Agora percebo, então, que a esperança não pode ser eludida para sempre e que
pode assaltar os mesmos que se achavam livres dela. 
(CAMUS, Albert. A criação sem amanhã. O Mito de Sísifo)

Em 2013, o Brasil conseguiu se tornar um lugar mais esquisito do que sempre foi: os protestos em São Paulo e no Rio de Janeiro transmutavam-se em algo que a teoria não dava conta. Diferentemente de Hardt e Negri, pensava-se em pauta, em discurso, em enunciado e, quando menos se percebeu, o choque com o Estado e a revolta com a “mídia golpista” caminhava para um apaziguamento com muito orgulho, com muito amor. O ano de 2013 também é o ano do lançamento de E Volto Pra Curtir, disco tributo a Jards Macalé.
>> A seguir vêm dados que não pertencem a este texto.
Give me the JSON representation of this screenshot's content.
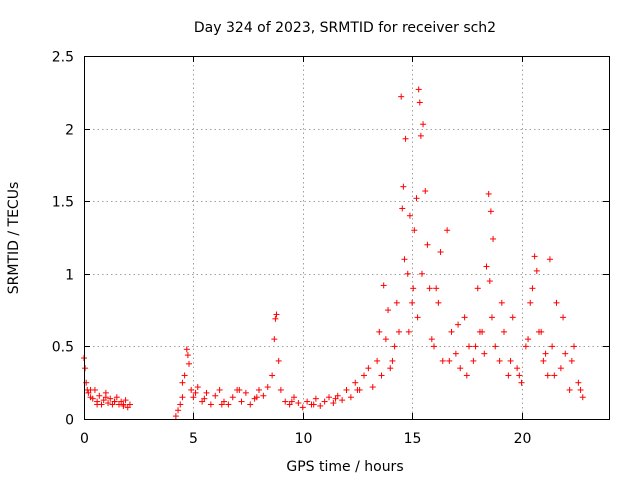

Capitaneado pelo artista plástico de formação, jornalista e letrista nascido em Nova Iguaçu, Márcio Bulk, o disco era uma homenagem ao maldito e a sua atuação pelas bordas da MPB. Macalé havia se tornado um tema recorrente à contemporaneidade viva e dialeticamente desperta: recuperou-se sua obra e sua figura, deslocando-o do armazém de mercadorias culturais, onde se costuma buscar receitas abstratas. A análise crítica do presente e a possibilidade de uma apropriação produtiva da herança do passado tomavam forma no documentário Jards (2012), de Eryk Rocha, e na reprensagem, em 2013, do disco compacto Só Morto (1969-1970), o primeiro da carreira do compositor. Sim, Walter Benjamin descarado justificando o Macalé que balbuciou sobre o presente lá do passado.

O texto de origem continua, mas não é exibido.